Abbiamo utilizzato S20 Ultra prevalentemente in modalità 4G, che riduce i consumi rispetto al 5G di circa il 15%, con risoluzione Full HD+ a 120 Hz. In questo modo abbiamo ottenuto poco più di 5 ore di schermo, un buon risultato ma non eccezionale considerando la dimensione della batteria. Togliendo dall'equazione i 120 Hz l'autonomia sale di circa il 10%, ma visto l'impatto che hanno sull'esperienza d'uso è un vero peccato non sfruttarli. In definitiva, S20 Ultra non è un campione di autonomia ma riesce comunque a sopportare le giornate più impegnative senza problemi. Quando serve più energia la ricarica rapida da 45W, utilizzabile acquistando un caricatore a parte, riesce a caricare il telefono al 100% in circa un'ora. La sensazione comunque è che ci sia spazio di manovra per migliorare l'autonomia attraverso i prossimi aggiornamenti software.

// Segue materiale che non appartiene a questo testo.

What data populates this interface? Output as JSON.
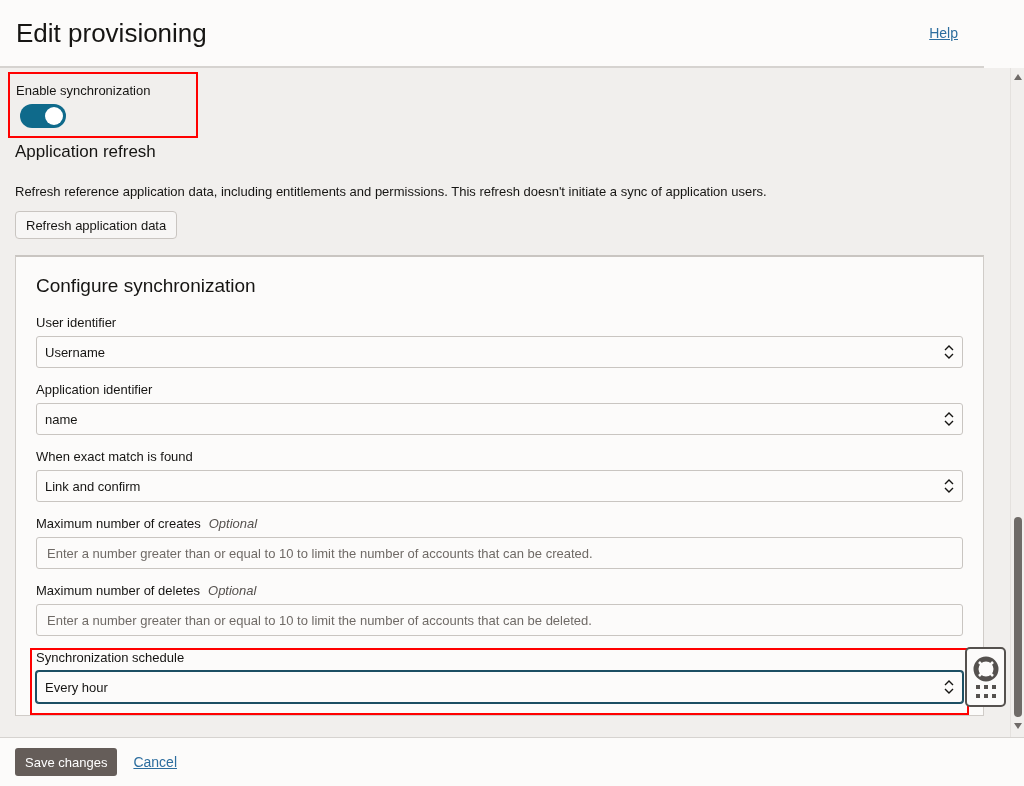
{
  "header": {
    "title": "Edit provisioning",
    "help_link": "Help"
  },
  "sync_toggle": {
    "label": "Enable synchronization",
    "on": true,
    "highlighted": true
  },
  "refresh": {
    "title": "Application refresh",
    "description": "Refresh reference application data, including entitlements and permissions. This refresh doesn't initiate a sync of application users.",
    "button": "Refresh application data"
  },
  "configure": {
    "title": "Configure synchronization",
    "fields": [
      {
        "kind": "select",
        "label": "User identifier",
        "value": "Username",
        "focused": false,
        "highlighted": false
      },
      {
        "kind": "select",
        "label": "Application identifier",
        "value": "name",
        "focused": false,
        "highlighted": false
      },
      {
        "kind": "select",
        "label": "When exact match is found",
        "value": "Link and confirm",
        "focused": false,
        "highlighted": false
      },
      {
        "kind": "text",
        "label": "Maximum number of creates",
        "hint": "Optional",
        "placeholder": "Enter a number greater than or equal to 10 to limit the number of accounts that can be created.",
        "focused": false,
        "highlighted": false
      },
      {
        "kind": "text",
        "label": "Maximum number of deletes",
        "hint": "Optional",
        "placeholder": "Enter a number greater than or equal to 10 to limit the number of accounts that can be deleted.",
        "focused": false,
        "highlighted": false
      },
      {
        "kind": "select",
        "label": "Synchronization schedule",
        "value": "Every hour",
        "focused": true,
        "highlighted": true
      }
    ]
  },
  "footer": {
    "save_button": "Save changes",
    "cancel_link": "Cancel"
  }
}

Samsung Galaxy S20 Samsung Galaxy S20 Ultra è un ottimo smartphone, con uno schermo incredibile, un sistema di fotocamere complesso e molto versatile e un carico tecnologico notevole, che comprende anche il 5G e gli ultimi standard di comunicazione, come il Wi-Fi 6. Il display di dimensioni generose è un vero valore aggiunto, che riduce l’ergonomia ma permette di vedere al meglio i contenuti multimediali. I 120 Hz si vedono tutti durante l’utilizzo quotidiano, impossibile farne a meno dopo averli provati. Il complesso sistema di fotocamere riesce già ora a tirare fuori scatti di alta qualità e con il miglior zoom sul mercato, ma diventa meno costante di sera, con risultati altalenanti e non sempre prevedibili in fase di scatto, segno che l’ottimizzazione software può ancora migliorare molto la resa notturna. Anche sul fronte autonomia ci aspettiamo ulteriori miglioramenti nel corso del tempo, si può certamente tirare fuori qualcosa in più dalla batteria da 5000 mAh. Insomma, siamo di fronte a un top di gamma con tanti pregi e qualche spigolo ancora da limare, se possibile, con i prossimi update. Peccato solo per il prezzo, 1379€ sono tanti ma fortunatamente sono anche destinati a scendere nelle prossime settimane. Meglio Note 10+ o S20 Ultra in definitiva? Molto dipende dai propri gusti personali. Chi scrive ha sempre avuto un debole per la gamma Note, che rimane molto appetibile nonostante l'uscita dei nuovi S20, anche per una questione di ergonomia, di prezzo e di caratteristiche uniche, come il pennino. S20 Ultra ha dalla sua un comparto fotografico più avanzato, oltre a uno zoom e a uno schermo incredibili: la scelta va fatta in base a queste differenze, che rendono unici i due smartphone.